Tough circumstances bring out the best in entrepreneurs, argues Smith, who says that was the case with Thinkific’s clientele. “What we’ve seen over the last year is that entrepreneurs will not just pivot to survive in the difficult times, they’ll actually pivot to thrive,” he adds. “We saw many of our customers go from having a brick-and-mortar business that was struggling to creating an online course. And now doing better than they ever have before, with even higher profit margins, because it’s digital goods they’re selling.”
Asked about the future of education, Smith doesn’t says he doesn’t believe traditional academic institutions are on the way out. “I think there’s still a place for universities in the long run. Probably big parts of their business models need to change.”
Over the past decade, online has become the first place people go to learn something new, whether it’s how to paint or the skills to break into a new industry, Smith says. “I think university designations in the past were very much driven around the job market. If you went to UBC or UofT or Harvard, that would get you the right kind of job. And now when we’re hiring at Thinkific—and I know this for many companies—it’s not what your degree is, it’s what can you do. And you can pick that stuff up online.”

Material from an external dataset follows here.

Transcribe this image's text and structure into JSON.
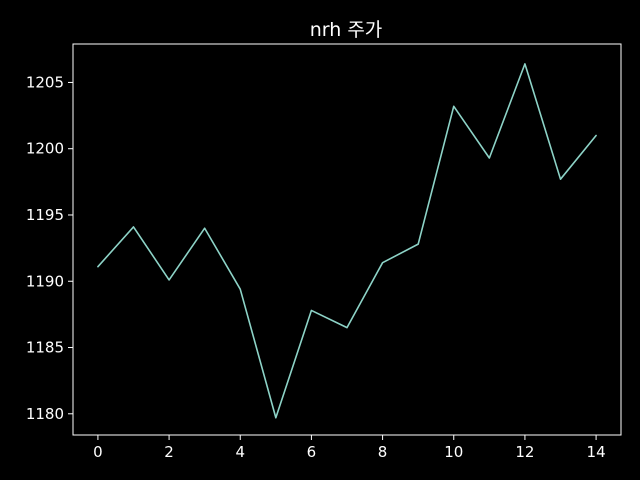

As part of the Vancouver tech ecosystem, Thinkific and other local businesses are successes long in the making, Smith stresses. “Around the time we were getting our start was when organizations like Launch Academy, where we first set up shop, and mentors like Jeff Booth and investors like Rhino Ventures were there to help companies get started,” he says.
“Now you’re seeing those companies that started a decade ago come to fruition,” Smith adds. “I think we’re going to see even more of it over the next decade because it’s only accelerated over the last 10 years—the investment of mentors, [capital] and resources in the tech scene.”